Monday, 28 November 2011

We need to develop more radical challenges to disability policy

When I stopped working with the Office for Disability Issues (as a consultant on the Independent Living Strategy and the Right to Control), the Joseph Rowntree Foundation gave me the opportunity to reflect on what progress has been achieved in terms of disability policy over the last 20 years.  In the resulting short report,  I have had to conclude that there is little room for making progress within the ideological framework driving current disability policies, and that we need to develop more radical challenges to the disability policy agenda and engage in wider debates, particularly those which question the way our economy is currently configured.
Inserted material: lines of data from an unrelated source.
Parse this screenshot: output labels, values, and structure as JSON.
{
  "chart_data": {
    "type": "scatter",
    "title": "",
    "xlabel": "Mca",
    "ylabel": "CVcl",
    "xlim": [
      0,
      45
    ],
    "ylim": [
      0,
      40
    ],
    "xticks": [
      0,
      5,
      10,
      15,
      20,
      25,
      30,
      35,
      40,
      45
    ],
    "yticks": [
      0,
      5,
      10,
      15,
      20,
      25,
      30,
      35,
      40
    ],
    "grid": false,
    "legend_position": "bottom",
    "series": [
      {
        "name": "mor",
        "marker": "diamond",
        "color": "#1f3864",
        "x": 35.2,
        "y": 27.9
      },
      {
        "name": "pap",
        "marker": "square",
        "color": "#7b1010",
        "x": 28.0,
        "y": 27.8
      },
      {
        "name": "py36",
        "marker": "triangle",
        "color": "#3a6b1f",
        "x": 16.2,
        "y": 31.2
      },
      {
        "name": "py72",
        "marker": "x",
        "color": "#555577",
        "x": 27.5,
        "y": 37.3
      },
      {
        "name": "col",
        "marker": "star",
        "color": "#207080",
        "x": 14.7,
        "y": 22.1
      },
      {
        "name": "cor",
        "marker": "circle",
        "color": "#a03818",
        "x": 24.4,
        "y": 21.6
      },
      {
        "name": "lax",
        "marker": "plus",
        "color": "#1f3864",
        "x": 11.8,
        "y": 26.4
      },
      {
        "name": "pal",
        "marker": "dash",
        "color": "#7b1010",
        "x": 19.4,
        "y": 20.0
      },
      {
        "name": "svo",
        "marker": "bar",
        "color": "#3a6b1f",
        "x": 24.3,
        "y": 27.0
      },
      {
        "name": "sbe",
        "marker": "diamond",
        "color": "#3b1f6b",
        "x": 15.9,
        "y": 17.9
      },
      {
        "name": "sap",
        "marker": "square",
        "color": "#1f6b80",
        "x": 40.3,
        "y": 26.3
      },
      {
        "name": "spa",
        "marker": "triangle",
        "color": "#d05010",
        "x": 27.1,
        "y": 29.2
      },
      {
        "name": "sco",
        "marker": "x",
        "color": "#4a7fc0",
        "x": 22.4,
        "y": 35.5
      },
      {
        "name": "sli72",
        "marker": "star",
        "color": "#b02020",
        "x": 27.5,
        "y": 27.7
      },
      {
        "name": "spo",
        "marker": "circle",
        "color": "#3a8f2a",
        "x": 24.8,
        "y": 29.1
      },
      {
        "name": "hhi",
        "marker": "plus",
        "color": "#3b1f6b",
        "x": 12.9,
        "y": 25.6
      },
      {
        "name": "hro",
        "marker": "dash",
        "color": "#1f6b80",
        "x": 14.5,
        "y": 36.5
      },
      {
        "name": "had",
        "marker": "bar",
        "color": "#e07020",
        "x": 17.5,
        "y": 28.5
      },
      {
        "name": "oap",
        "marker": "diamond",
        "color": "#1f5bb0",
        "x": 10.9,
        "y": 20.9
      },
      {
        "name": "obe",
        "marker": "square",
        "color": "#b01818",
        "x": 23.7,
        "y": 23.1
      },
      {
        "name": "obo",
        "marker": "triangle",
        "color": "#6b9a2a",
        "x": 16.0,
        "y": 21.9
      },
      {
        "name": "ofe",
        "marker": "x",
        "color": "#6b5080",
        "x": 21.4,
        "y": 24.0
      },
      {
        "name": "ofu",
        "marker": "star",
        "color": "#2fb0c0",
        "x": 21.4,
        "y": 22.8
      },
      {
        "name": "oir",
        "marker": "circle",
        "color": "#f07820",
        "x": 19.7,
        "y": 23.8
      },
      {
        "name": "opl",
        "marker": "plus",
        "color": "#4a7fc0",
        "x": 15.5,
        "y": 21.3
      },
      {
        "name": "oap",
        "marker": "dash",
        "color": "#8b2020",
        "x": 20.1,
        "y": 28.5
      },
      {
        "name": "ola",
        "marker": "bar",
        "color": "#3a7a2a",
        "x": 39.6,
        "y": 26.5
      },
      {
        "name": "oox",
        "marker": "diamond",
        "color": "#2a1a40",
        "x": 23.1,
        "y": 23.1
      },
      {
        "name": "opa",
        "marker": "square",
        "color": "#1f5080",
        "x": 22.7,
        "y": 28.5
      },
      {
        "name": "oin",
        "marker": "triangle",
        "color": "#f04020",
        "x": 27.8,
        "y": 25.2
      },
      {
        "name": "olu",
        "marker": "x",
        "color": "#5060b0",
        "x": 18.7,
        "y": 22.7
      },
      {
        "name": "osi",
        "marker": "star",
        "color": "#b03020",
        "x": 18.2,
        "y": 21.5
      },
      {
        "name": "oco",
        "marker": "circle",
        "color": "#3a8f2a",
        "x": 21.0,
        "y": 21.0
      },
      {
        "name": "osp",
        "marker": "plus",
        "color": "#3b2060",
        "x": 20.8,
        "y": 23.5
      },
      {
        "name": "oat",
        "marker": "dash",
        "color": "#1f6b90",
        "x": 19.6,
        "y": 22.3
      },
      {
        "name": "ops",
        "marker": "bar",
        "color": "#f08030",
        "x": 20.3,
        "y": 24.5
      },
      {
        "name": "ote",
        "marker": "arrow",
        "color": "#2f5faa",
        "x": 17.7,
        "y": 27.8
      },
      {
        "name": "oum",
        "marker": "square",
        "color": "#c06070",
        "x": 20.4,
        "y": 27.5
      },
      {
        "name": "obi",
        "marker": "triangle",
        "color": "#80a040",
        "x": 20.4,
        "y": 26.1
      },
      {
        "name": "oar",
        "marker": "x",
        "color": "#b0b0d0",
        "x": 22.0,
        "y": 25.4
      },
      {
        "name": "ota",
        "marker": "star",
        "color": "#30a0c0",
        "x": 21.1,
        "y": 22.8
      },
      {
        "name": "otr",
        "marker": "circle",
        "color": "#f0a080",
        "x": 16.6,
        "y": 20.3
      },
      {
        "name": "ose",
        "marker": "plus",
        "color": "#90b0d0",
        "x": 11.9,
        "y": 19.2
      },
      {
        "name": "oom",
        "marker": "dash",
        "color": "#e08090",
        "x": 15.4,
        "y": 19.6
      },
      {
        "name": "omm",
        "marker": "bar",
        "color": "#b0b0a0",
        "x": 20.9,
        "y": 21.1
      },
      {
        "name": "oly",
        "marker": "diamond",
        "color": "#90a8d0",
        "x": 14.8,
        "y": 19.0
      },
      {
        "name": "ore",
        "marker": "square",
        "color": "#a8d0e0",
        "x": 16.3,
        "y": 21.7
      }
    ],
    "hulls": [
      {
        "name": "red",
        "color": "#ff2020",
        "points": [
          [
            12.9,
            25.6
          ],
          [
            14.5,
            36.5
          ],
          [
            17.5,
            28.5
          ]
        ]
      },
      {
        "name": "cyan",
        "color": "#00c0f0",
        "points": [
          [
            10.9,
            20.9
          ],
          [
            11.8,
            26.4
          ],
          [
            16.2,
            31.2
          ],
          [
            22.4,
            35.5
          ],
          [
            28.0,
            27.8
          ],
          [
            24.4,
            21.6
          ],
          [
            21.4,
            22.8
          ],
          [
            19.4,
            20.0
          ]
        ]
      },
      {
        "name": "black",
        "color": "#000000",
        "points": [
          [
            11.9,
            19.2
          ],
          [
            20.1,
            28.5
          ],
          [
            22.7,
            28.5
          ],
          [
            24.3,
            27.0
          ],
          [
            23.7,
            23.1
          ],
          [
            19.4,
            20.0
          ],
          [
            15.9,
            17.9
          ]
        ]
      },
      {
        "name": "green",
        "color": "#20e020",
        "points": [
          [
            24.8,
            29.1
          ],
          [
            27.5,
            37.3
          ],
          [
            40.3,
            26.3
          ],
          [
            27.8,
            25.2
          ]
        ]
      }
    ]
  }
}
In order for disabled people to experience equal access to full human and civil rights, and opportunities to improve their life chances, we need a system which:
- uses resources to create a level playing field for those whose impairment or ill health would otherwise lead to significant economic and social disadvantage
- delivers those resources in ways which, at the same time, enables autonomy for those who need support.

Disabled people and our allies have spent years looking for, and taking advantage, of ‘windows of opportunity’ within dominant policy agendas in order to make progress on our aim of full and equal citizenship.  The disability movement is arguably one of the most successful social movements in terms of the impact it has had on not only government policy but also on social attitudes.

But any advances we have made over the last 20 years or so are being set back by a combination of economic developments and a government determined to radically change the welfare state.

To put it briefly and too simplistically:
- high levels of secure employment, at wages sufficient to sustain a reasonable standard of living, are incompatible with the way our economy is currently configured
- a progressive taxation system is incompatible with both the economic reality of, and the ideology associated with, the requirements of global capital
- it is these factors which make a welfare state, based on universal principles which delivers social and economic rights, economically unviable (not the creation of a ‘dependency culture’ or the ‘demographic timebomb’).

The disability movement faces, not only the struggle to make any progress in this wider context, but also the fact that both this and the last government adopted the language of our analysis and demands, and used it to pursue policies which are creating significant disadvantages for disabled people and their families.  So for example:

- the proposal to reform Disability Living Allowance, which aims to reduce the budget by 20%, uses the social model of disability to justify reducing eligibility;

- the reforms to incapacity benefit, which reduce eligibility, increase means-testing and impose conditions and sanctions, take the demand that ‘most disabled people both want to and can work’ and turn it against people whose experience of ill health make work – as currently configured – very difficult if not impossible;

- our demands for choice and control over the resources needed to go about our daily lives have been adopted in the context of social care policies which are more successful at delivering the privatisation of care services than in delivering independent living, and may well support the same trend in the context of health care;

- the language and demands of ‘user involvement’ have been incorporated into the ‘Big Society’ agenda which aims to reduce the role of the state and the infrastructure which is required for the empowerment of service users.

All of this has led me to conclude that it’s no good continuing to fight our battles within the context of the intellectual and political space which the disability movement has very effectively carved out over the last 20-30 years.  Instead we have to carry those concepts and ideas into the wider arena of not only social policy but also economic policy.